O poder computacional da rede Bitcoin caiu pela primeira vez em seis anos, segundo dados da Glassnode. No primeiro trimestre de 2026, o hashrate recuou 4%, fechando em 1 zettahash por segundo, ou 1 ZH/s. A leitura marca a primeira queda trimestral desde 2020.

O recuo ocorre em um momento de equilíbrio entre custo de mineração e preço de venda de BTC. O custo médio de produção nos EUA fica em torno de US$ 90 mil por BTC, enquanto o valor de mercado fica próximo de US$ 67 mil, pressionando mineradores a vender rapidamente após a criação.

Segundo a reportagem, parte das operações de mineração tem redirecionado capacidade para projetos de inteligência artificial, diante do cenário de margens apertadas. Mineradores com ações listadas podem estar entre os mais impactados pela queda.

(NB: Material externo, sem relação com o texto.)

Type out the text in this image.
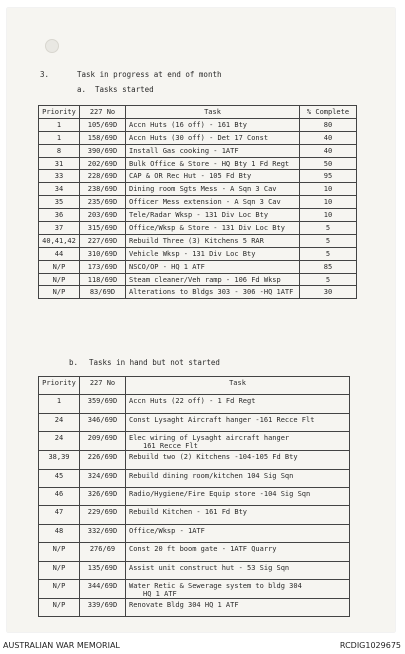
3.	Task in progress at end of month
a. Tasks started
Priority	227 No	Task	% Complete
1	105/69D	Accn Huts (16 off) - 161 Bty	80
1	158/69D	Accn Huts (30 off) - Det 17 Const	40
8	390/69D	Install Gas cooking - 1ATF	40
31	202/69D	Bulk Office & Store - HQ Bty 1 Fd Regt	50
33	228/69D	CAP & OR Rec Hut - 105 Fd Bty	95
34	238/69D	Dining room Sgts Mess - A Sqn 3 Cav	10
35	235/69D	Officer Mess extension - A Sqn 3 Cav	10
36	203/69D	Tele/Radar Wksp - 131 Div Loc Bty	10
37	315/69D	Office/Wksp & Store - 131 Div Loc Bty	5
40,41,42	227/69D	Rebuild Three (3) Kitchens 5 RAR	5
44	310/69D	Vehicle Wksp - 131 Div Loc Bty	5
N/P	173/69D	NSCO/OP - HQ 1 ATF	85
N/P	118/69D	Steam cleaner/Veh ramp - 106 Fd Wksp	5
N/P	83/69D	Alterations to Bldgs 303 - 306 -HQ 1ATF	30
b. Tasks in hand but not started
Priority	227 No	Task
1	359/69D	Accn Huts (22 off) - 1 Fd Regt

24	346/69D	Const Lysaght Aircraft hanger -161 Recce Flt

24	209/69D	Elec wiring of Lysaght aircraft hanger
161 Recce Flt

38,39	226/69D	Rebuild two (2) Kitchens -104-105 Fd Bty

45	324/69D	Rebuild dining room/kitchen 104 Sig Sqn

46	326/69D	Radio/Hygiene/Fire Equip store -104 Sig Sqn

47	229/69D	Rebuild Kitchen - 161 Fd Bty

48	332/69D	Office/Wksp - 1ATF

N/P	276/69	Const 20 ft boom gate - 1ATF Quarry

N/P	135/69D	Assist unit construct hut - 53 Sig Sqn

N/P	344/69D	Water Retic & Sewerage system to bldg 304
HQ 1 ATF

N/P	339/69D	Renovate Bldg 304 HQ 1 ATF
AUSTRALIAN WAR MEMORIAL	RCDIG1029675
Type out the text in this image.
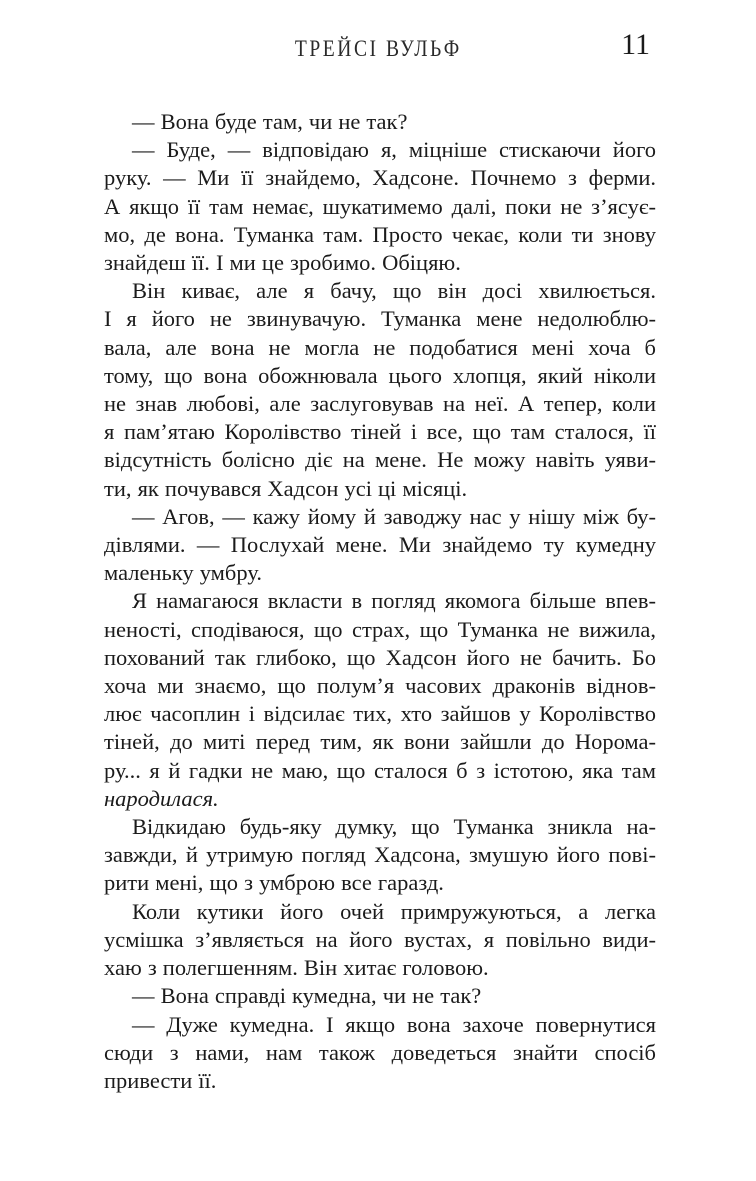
ТРЕЙСІ ВУЛЬФ	11
— Вона буде там, чи не так?
— Буде, — відповідаю я, міцніше стискаючи його
руку. — Ми її знайдемо, Хадсоне. Почнемо з ферми.
А якщо її там немає, шукатимемо далі, поки не з’ясує-
мо, де вона. Туманка там. Просто чекає, коли ти знову
знайдеш її. І ми це зробимо. Обіцяю.
Він киває, але я бачу, що він досі хвилюється.
І я його не звинувачую. Туманка мене недолюблю-
вала, але вона не могла не подобатися мені хоча б
тому, що вона обожнювала цього хлопця, який ніколи
не знав любові, але заслуговував на неї. А тепер, коли
я пам’ятаю Королівство тіней і все, що там сталося, її
відсутність болісно діє на мене. Не можу навіть уяви-
ти, як почувався Хадсон усі ці місяці.
— Агов, — кажу йому й заводжу нас у нішу між бу-
дівлями. — Послухай мене. Ми знайдемо ту кумедну
маленьку умбру.
Я намагаюся вкласти в погляд якомога більше впев-
неності, сподіваюся, що страх, що Туманка не вижила,
похований так глибоко, що Хадсон його не бачить. Бо
хоча ми знаємо, що полум’я часових драконів віднов-
лює часоплин і відсилає тих, хто зайшов у Королівство
тіней, до миті перед тим, як вони зайшли до Норома-
ру... я й гадки не маю, що сталося б з істотою, яка там
народилася.
Відкидаю будь-яку думку, що Туманка зникла на-
завжди, й утримую погляд Хадсона, змушую його пові-
рити мені, що з умброю все гаразд.
Коли кутики його очей примружуються, а легка
усмішка з’являється на його вустах, я повільно види-
хаю з полегшенням. Він хитає головою.
— Вона справді кумедна, чи не так?
— Дуже кумедна. І якщо вона захоче повернутися
сюди з нами, нам також доведеться знайти спосіб
привести її.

Em termos de impacto, analistas apontam que a menor participação de mineradores de capital aberto pode ampliar a descentralização da rede. O fenômeno é visto como coerente com a filosofia do Bitcoin, que privilegia maior dispersão de participantes.

Ainda assim, a visão para o fim de 2026 é otimista. Estudos indicam que o hashrate pode alcançar cerca de 1,8 ZH/s se o Bitcoin retornar à faixa de US$ 100 mil, fortalecendo a robustez da rede.

Desdobramentos recentes apontam que o mercado de mineração tende a se ajustar, com empresas buscando novas aplicações para sua infraestrutura. A tendência pode influenciar o equilíbrio entre oferta de poder computacional e demanda por BTC.